Читаем За огненной чертой полностью

Вместе с Егором Борисовичем на его лошадке мы добрались до Шарапова. Там встретили Дольникова. Я спросил, как готовятся к партизанской борьбе шараповские коммунисты.

— Не сходи ты с ума, Андрей, не лезь в петлю. Ты не мальчик, имеешь семью, скоро ребенок будет. Что мы сделаем, если даже Красная Армия не устояла? Немцы — да ведь это силища!

— Верно, что «силища», — говорю. — Ну и что из того? Неужто русские слабее? Под Москвой фашистов остановили, они и шагу вперед сделать не могут. Да это еще только цветочки, ягодки впереди... Что ж, мы так и будем сидеть сложа руки? А кто, по-твоему, будет помогать фронту?

Меня поддержал Егор Борисович. Но Дольников стоял на своем. Больше того, он просил не вмешивать его в эти дела, оставить в покое.

— Я стар, мне уж не воевать. Да и вам не советую. Остепенитесь, чертовы души. Вас не трогают, и скажите спасибо, а то наведете такую беду, что из-за вас и другим тошно станет!

Поругались крепко. В запальчивости я накричал на него:

— Ну и сиди около бабьей юбки. А я соберу десяток смельчаков, ты и глазом моргнуть не успеешь, как в Ельне не останется ни одного немца.
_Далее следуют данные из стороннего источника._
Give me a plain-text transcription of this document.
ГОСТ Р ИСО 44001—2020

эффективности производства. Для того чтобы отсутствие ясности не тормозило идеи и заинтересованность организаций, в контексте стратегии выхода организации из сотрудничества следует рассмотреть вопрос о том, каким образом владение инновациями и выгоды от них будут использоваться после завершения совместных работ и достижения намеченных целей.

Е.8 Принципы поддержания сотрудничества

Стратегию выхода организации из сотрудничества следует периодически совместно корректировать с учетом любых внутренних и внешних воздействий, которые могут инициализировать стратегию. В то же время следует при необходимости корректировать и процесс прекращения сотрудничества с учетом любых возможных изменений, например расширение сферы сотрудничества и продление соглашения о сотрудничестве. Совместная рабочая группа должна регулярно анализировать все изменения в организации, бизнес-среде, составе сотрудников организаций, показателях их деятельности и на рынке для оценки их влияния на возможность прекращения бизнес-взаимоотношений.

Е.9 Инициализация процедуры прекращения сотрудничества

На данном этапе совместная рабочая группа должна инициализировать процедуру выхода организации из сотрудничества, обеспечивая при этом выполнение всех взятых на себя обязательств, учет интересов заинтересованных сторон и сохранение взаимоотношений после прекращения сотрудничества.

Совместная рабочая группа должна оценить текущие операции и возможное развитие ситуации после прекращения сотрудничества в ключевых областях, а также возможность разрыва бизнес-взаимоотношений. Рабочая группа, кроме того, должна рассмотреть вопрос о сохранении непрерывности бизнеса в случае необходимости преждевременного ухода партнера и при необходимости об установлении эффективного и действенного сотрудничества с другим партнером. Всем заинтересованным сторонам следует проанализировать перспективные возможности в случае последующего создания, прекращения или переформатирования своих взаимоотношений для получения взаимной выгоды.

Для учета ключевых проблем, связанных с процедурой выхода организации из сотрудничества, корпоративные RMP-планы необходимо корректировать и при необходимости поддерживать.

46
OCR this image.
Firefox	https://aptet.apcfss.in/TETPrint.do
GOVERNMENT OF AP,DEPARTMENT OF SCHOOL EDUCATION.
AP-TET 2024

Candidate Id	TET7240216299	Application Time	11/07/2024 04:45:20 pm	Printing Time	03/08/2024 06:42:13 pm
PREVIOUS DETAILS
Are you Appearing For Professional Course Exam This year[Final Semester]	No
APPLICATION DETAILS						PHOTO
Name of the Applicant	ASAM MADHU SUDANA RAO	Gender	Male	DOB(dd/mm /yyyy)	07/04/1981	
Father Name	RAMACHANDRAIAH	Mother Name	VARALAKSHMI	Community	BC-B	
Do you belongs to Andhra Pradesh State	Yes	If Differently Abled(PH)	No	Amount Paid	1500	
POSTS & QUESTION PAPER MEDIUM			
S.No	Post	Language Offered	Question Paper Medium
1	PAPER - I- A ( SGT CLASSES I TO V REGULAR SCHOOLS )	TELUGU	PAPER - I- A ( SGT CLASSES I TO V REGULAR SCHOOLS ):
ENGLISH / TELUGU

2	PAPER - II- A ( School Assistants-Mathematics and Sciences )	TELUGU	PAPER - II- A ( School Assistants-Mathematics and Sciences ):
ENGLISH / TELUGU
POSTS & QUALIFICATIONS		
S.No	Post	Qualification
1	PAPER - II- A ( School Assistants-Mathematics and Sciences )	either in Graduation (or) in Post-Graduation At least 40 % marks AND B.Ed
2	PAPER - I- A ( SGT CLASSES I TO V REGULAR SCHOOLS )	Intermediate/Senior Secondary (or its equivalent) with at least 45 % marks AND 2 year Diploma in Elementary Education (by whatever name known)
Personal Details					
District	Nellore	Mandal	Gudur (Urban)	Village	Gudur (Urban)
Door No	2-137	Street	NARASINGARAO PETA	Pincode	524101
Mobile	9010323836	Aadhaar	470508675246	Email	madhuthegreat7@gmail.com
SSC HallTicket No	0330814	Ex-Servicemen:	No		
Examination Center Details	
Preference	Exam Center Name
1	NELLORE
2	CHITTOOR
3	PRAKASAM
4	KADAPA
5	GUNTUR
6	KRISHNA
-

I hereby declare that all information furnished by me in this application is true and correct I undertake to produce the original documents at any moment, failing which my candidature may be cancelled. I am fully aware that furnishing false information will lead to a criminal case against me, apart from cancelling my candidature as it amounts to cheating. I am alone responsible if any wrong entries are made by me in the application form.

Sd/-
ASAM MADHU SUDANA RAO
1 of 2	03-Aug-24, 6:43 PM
Подумаешь, «силища»! Там их всего семь человек. Да мы без шума в одну ночь их вырежем, а потом в леса подадимся. Что ж, вас тут фашисты помилуют? Они на вас всю злость сорвут. Гляди, Александр Дмитриевич, не просчитайся. Пожалеешь, да поздно будет.

К счастью, остальные шараповские коммунисты и комсомольцы — бывший председатель сельсовета А. Г. Куртенков, Морозов, Горемыкин, Парфенов, Куликовский и другие — были настроены по-боевому. Договорились, что в дальнейшем они будут держать связь с Капитановым и через него получат указание, когда выступать. Сейчас же главное — подбирать надежных людей и вооружаться. Этот разговор состоялся вечером, а наутро...
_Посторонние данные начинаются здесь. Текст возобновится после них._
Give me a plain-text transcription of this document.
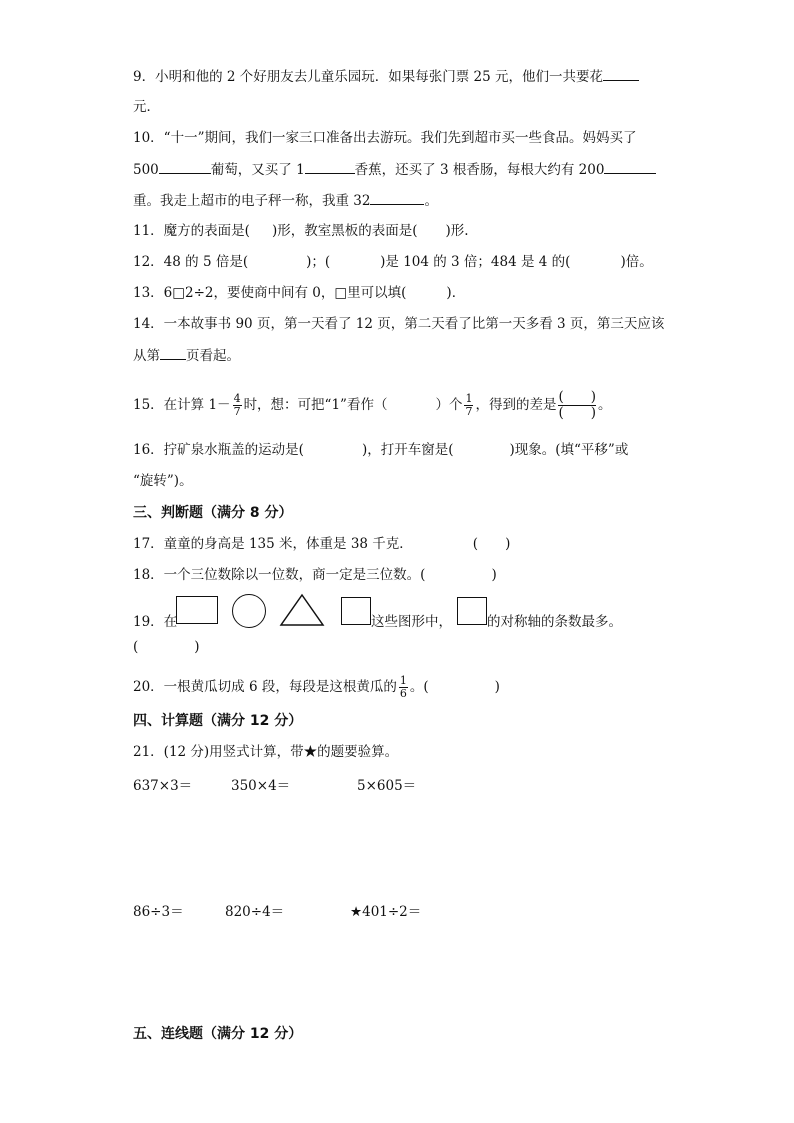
9．小明和他的 2 个好朋友去儿童乐园玩．如果每张门票 25 元，他们一共要花
元．
10．“十一”期间，我们一家三口准备出去游玩。我们先到超市买一些食品。妈妈买了
500	葡萄，又买了 1	香蕉，还买了 3 根香肠，每根大约有 200
重。我走上超市的电子秤一称，我重 32	。
11．魔方的表面是( )形，教室黑板的表面是( )形.
12．48 的 5 倍是(	)；(	)是 104 的 3 倍；484 是 4 的(	)倍。
13．6□2÷2，要使商中间有 0，□里可以填(	)．
14．一本故事书 90 页，第一天看了 12 页，第二天看了比第一天多看 3 页，第三天应该
从第 页看起。
15．在计算 $1- \frac{4}{7}$ 时，想：可把“1”看作（	）个 $\frac{1}{7}$ ，得到的差是 (　　)
(　　) 。
16．拧矿泉水瓶盖的运动是(	)，打开车窗是(	)现象。(填“平移”或
“旋转”)。
三、判断题（满分 8 分）
17．童童的身高是 135 米，体重是 38 千克．	(　　)
18．一个三位数除以一位数，商一定是三位数。(	)
19．在	这些图形中，	的对称轴的条数最多。
(	)
20．一根黄瓜切成 6 段，每段是这根黄瓜的 $\frac{1}{6}$ 。(	)
四、计算题（满分 12 分）
21．(12 分)用竖式计算，带★的题要验算。
637×3＝	350×4＝	5×605＝
86÷3＝	820÷4＝	★401÷2＝
五、连线题（满分 12 分）
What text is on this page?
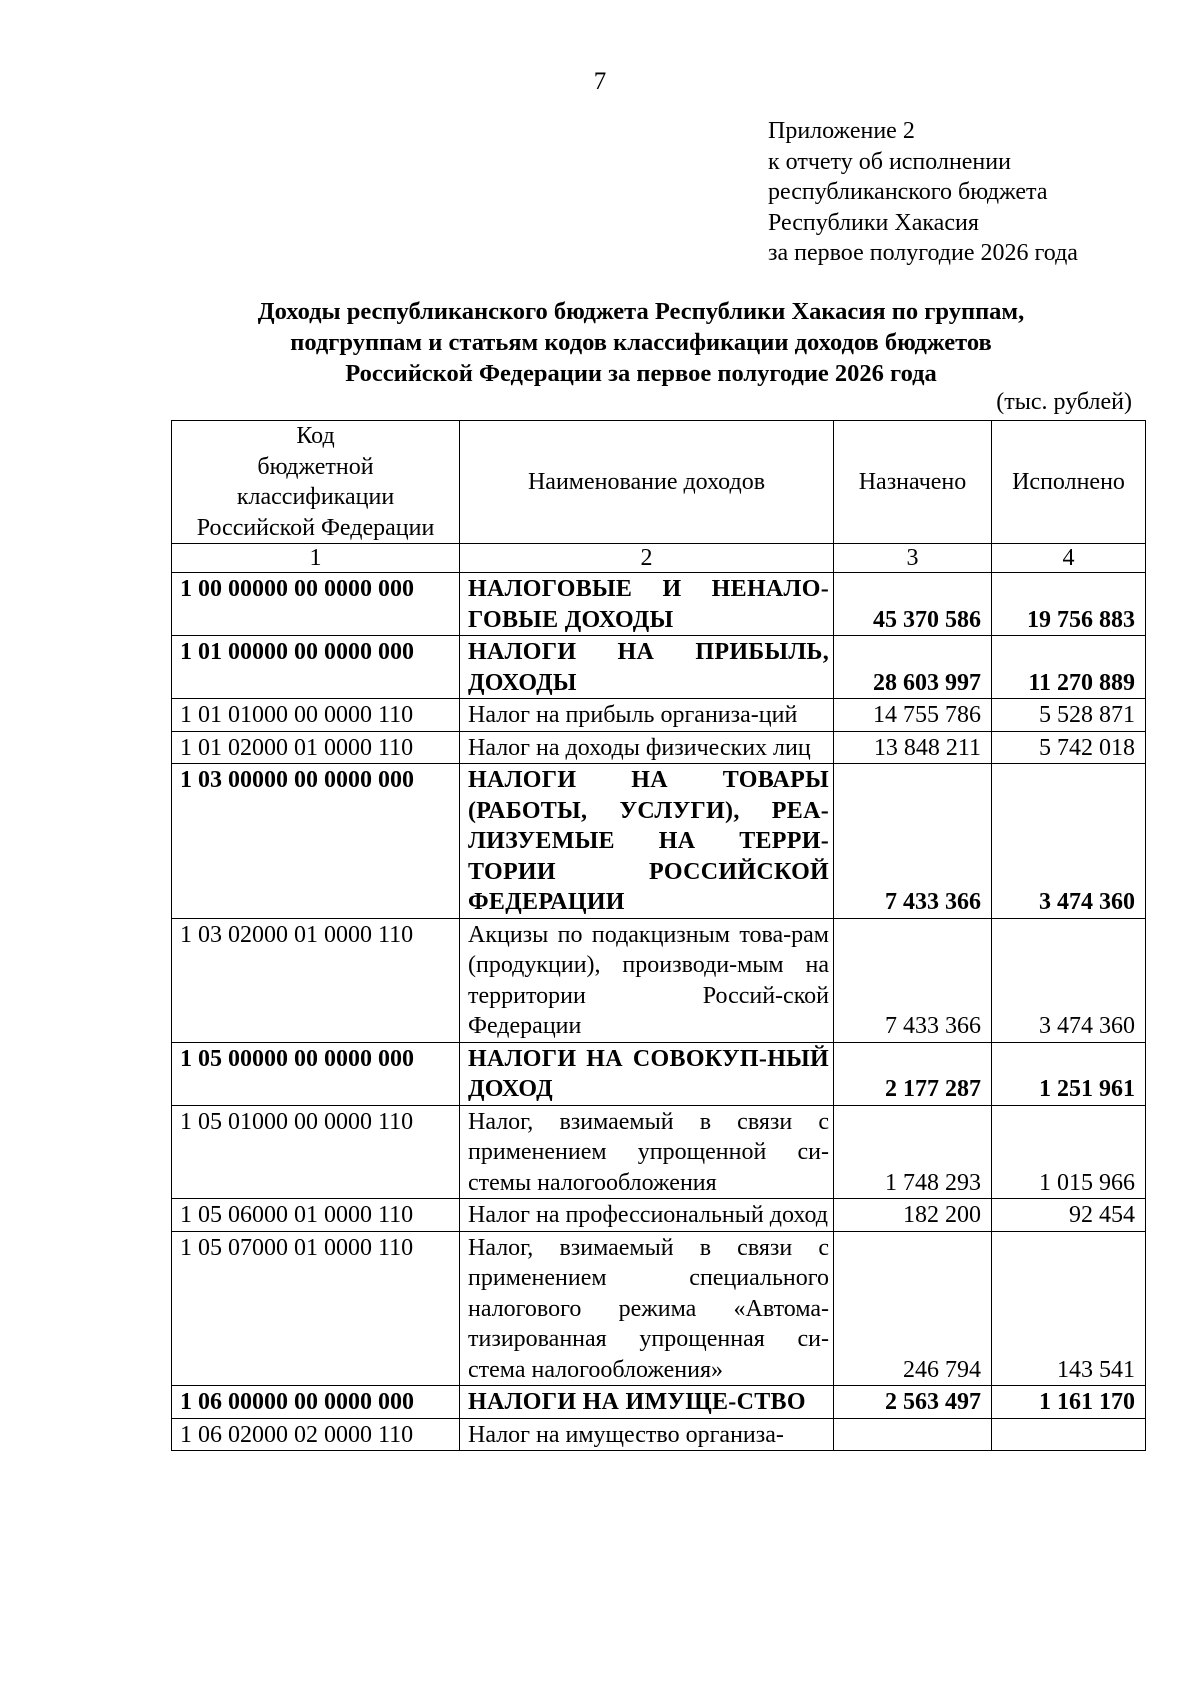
7
Приложение 2
к отчету об исполнении
республиканского бюджета
Республики Хакасия
за первое полугодие 2026 года
Доходы республиканского бюджета Республики Хакасия по группам,
подгруппам и статьям кодов классификации доходов бюджетов
Российской Федерации за первое полугодие 2026 года
(тыс. рублей)
Код
бюджетной
классификации
Российской Федерации	Наименование доходов	Назначено	Исполнено
1	2	3	4
1 00 00000 00 0000 000	НАЛОГОВЫЕ И НЕНАЛО-​ГОВЫЕ ДОХОДЫ	45 370 586	19 756 883
1 01 00000 00 0000 000	НАЛОГИ НА ПРИБЫЛЬ, ДОХОДЫ	28 603 997	11 270 889
1 01 01000 00 0000 110	Налог на прибыль организа-​ций	14 755 786	5 528 871
1 01 02000 01 0000 110	Налог на доходы физических лиц	13 848 211	5 742 018
1 03 00000 00 0000 000	НАЛОГИ НА ТОВАРЫ (РАБОТЫ, УСЛУГИ), РЕА-​ЛИЗУЕМЫЕ НА ТЕРРИ-​ТОРИИ РОССИЙСКОЙ ФЕДЕРАЦИИ	7 433 366	3 474 360
1 03 02000 01 0000 110	Акцизы по подакцизным това-​рам (продукции), производи-​мым на территории Россий-​ской Федерации	7 433 366	3 474 360
1 05 00000 00 0000 000	НАЛОГИ НА СОВОКУП-​НЫЙ ДОХОД	2 177 287	1 251 961
1 05 01000 00 0000 110	Налог, взимаемый в связи с применением упрощенной си-​стемы налогообложения	1 748 293	1 015 966
1 05 06000 01 0000 110	Налог на профессиональный доход	182 200	92 454
1 05 07000 01 0000 110	Налог, взимаемый в связи с применением специального налогового режима «Автома-​тизированная упрощенная си-​стема налогообложения»	246 794	143 541
1 06 00000 00 0000 000	НАЛОГИ НА ИМУЩЕ-​СТВО	2 563 497	1 161 170
1 06 02000 02 0000 110	Налог на имущество организа-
Ночевали мы в деревне Иванево, у моей тетки, где жила и мать с маленькими детьми. В Иванево к матери недавно вернулся мой младший, четырнадцатилетний, брат Лешка. Да откуда — из Новосибирска! Интересна его судьба. Перед войной Лешка учился в Ельне в ремесленном училище. Когда приблизился фронт, училище эвакуировали в Новосибирск. И вот малец без документов, без денег, без билета добрался из Сибири до Козельска. Там перешел линию фронта, некоторое время работал в колхозе, а затем, когда немцы продвинулись к Москве и по деревням их почти не осталось, Лешка махнул в Шарапово. Словом, свалился как снег на голову. Мы не переставали удивляться. Ведь до сих пор ему не приходилось отлучаться и за десяток верст от дома.
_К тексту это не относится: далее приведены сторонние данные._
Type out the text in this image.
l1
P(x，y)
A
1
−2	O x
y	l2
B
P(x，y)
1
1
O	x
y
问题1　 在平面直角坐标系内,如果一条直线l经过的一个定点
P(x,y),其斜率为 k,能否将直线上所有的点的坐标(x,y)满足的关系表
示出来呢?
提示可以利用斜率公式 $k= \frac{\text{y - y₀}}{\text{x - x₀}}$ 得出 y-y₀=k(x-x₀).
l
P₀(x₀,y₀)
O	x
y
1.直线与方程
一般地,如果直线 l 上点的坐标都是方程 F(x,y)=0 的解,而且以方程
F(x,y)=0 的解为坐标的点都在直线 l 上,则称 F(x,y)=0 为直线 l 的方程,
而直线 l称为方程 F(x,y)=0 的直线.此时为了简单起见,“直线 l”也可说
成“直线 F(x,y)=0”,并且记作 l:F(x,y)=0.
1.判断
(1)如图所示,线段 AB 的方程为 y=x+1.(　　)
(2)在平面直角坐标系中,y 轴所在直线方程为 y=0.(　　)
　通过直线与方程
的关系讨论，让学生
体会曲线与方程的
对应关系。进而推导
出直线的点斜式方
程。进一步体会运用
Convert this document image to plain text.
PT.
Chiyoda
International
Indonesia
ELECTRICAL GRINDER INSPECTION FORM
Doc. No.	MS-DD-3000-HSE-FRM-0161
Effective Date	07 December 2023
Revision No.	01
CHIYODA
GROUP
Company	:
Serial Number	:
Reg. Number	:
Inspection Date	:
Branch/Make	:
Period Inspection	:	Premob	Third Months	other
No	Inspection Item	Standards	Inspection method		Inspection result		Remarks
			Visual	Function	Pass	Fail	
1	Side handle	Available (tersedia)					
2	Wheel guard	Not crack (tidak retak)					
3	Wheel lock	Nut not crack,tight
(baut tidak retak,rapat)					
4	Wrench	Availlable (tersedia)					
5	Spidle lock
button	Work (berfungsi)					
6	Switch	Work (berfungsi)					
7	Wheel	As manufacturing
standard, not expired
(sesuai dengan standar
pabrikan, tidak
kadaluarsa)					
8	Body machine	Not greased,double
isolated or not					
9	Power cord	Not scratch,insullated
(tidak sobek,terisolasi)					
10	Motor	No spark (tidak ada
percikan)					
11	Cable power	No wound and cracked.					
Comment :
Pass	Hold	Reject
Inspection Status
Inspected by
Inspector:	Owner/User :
Прошла ночь, хата выстыла: был сильный мороз. Хозяйка затопила печь и пошла за водой. Я присел на табурет и принялся подшивать прохудившийся ребячий валенок. Позавтракаем, думаю, затем снова в Ельню, а оттуда — в Жабье.

И вдруг неожиданно вернулась хозяйка. Заговорила испуганно, скороговоркой, с сильным украинским акцентом (тридцать лет прожила она в России, но от родного языка не отвыкла):

— Германцы, Ондруша, по деревне ходят из хаты в хату. В соседнюю пошли. От горе, от лышенько!

Что делать? Бежать? Поздно: поблизости ни леса, ни кустарника — чистое поле. Сделать вид, что ничего не произошло.

— Сколько их, тетя Варя?

— Не знаю, двух видела и с ними еще ктой-то...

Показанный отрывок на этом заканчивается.